In observance of Juneteenth, Ward Law will close all offices. This will be a day for our attorneys and staff to educate and connect on the significance of this moment in Black history and we encourage everyone else to do the same.
Juneteenth celebrates the date in 1865, more than two years after the Emancipation Proclamation, when enslaved people in Galveston, Texas, learned that they had been freed through Maj. Gen. Gordon Granger’s “General Orders, Number 3.” The day is the oldest commemoration of the end of slavery in the United States, but it hasn’t been honored as a holiday or taught in history classes throughout much of the country.
Juneteenth’s closest equivalent among the holidays traditionally acknowledged by corporate America is Labor Day. The labor movement fought for the date honoring workers, which became a federal holiday in 1894. No other holiday on the American calendar specifically honors the end of slavery.

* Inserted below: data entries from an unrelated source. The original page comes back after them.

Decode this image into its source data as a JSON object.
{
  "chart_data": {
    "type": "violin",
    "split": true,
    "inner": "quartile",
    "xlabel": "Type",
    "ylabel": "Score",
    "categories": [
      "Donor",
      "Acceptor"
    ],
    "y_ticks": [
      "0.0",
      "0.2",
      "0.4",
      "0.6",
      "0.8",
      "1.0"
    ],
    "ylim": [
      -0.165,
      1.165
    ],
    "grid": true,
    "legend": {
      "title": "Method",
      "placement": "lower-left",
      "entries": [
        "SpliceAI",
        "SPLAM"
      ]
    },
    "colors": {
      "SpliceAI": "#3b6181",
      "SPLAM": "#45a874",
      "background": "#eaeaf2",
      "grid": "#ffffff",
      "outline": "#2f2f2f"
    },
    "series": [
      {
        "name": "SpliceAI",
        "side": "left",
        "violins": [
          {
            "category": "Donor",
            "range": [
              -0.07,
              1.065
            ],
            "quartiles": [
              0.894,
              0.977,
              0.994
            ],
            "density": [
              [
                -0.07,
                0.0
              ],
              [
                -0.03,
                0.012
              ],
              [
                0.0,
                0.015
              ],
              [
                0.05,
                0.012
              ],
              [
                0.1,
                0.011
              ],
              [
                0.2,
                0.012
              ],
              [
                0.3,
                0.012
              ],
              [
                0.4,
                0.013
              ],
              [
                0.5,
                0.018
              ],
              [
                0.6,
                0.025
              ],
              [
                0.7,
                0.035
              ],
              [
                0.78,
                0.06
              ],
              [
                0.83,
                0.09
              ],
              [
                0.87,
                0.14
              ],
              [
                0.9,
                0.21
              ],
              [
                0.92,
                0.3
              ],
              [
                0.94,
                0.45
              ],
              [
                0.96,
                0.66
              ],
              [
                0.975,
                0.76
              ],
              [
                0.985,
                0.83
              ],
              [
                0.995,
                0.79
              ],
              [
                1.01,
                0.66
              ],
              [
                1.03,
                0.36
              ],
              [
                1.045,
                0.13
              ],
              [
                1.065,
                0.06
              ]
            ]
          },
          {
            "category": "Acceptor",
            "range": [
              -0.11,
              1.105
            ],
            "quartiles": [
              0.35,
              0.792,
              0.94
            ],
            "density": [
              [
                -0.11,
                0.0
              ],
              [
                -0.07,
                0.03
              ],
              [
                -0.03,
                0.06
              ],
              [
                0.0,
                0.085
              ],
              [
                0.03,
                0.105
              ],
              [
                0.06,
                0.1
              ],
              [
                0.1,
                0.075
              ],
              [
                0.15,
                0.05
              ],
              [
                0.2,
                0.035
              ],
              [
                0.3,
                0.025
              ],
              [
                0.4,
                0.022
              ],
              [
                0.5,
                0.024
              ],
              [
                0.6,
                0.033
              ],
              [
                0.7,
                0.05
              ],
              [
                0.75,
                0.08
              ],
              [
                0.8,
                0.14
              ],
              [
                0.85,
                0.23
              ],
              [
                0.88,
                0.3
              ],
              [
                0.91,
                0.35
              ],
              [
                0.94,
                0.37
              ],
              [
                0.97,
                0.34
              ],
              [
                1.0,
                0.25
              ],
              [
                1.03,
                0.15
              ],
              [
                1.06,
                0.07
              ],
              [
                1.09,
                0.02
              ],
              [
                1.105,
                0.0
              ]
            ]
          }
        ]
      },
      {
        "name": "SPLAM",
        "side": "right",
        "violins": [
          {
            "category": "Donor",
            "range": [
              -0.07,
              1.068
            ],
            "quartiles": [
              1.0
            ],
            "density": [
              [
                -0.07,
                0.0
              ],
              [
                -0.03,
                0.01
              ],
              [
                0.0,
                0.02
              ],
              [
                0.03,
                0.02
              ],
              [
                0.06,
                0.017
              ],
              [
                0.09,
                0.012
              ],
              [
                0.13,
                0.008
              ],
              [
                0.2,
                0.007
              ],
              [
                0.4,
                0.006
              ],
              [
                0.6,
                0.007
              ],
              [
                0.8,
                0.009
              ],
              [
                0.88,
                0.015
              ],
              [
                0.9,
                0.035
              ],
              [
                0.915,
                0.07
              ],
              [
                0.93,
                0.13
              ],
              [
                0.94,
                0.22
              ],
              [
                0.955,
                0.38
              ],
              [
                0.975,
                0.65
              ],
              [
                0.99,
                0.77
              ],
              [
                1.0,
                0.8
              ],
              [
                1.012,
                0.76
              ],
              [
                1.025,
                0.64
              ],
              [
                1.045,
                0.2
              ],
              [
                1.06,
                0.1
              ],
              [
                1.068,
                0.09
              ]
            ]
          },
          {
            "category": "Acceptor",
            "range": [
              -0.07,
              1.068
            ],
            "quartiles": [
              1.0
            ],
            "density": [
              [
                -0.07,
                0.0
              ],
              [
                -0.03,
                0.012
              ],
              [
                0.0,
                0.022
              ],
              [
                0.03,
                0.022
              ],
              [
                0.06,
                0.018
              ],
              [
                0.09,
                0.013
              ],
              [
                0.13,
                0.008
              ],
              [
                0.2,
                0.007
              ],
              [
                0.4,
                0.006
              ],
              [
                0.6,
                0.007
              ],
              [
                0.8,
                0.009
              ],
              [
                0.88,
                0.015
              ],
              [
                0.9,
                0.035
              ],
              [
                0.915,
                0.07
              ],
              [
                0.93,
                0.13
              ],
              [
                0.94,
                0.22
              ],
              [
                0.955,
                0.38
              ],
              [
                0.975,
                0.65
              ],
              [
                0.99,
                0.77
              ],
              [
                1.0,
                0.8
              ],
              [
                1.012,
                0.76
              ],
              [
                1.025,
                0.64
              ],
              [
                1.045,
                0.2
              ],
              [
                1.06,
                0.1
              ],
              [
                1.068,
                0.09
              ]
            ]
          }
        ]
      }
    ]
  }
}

In 1980, Texas became the first state to designate Juneteenth as a holiday. Then, 45 other states and the District of Columbia have moved to officially recognize the day. Florida followed in 1991, Pennsylvania in 2001 and New Jersey in 2004. In 2019, New Hampshire became the latest state to declare Juneteenth a state holiday. On Tuesday, Gov. Ralph Northam of Virginia said he would propose legislation to make Juneteenth a paid state holiday and on Wednesday, Gov. Andrew Cuomo of New York declared the anniversary a holiday for state employees.
In 2018, the U.S. Senate passed a resolution designating June 19 as “Juneteenth Independence Day,” but it has not yet reached the House. The time is now!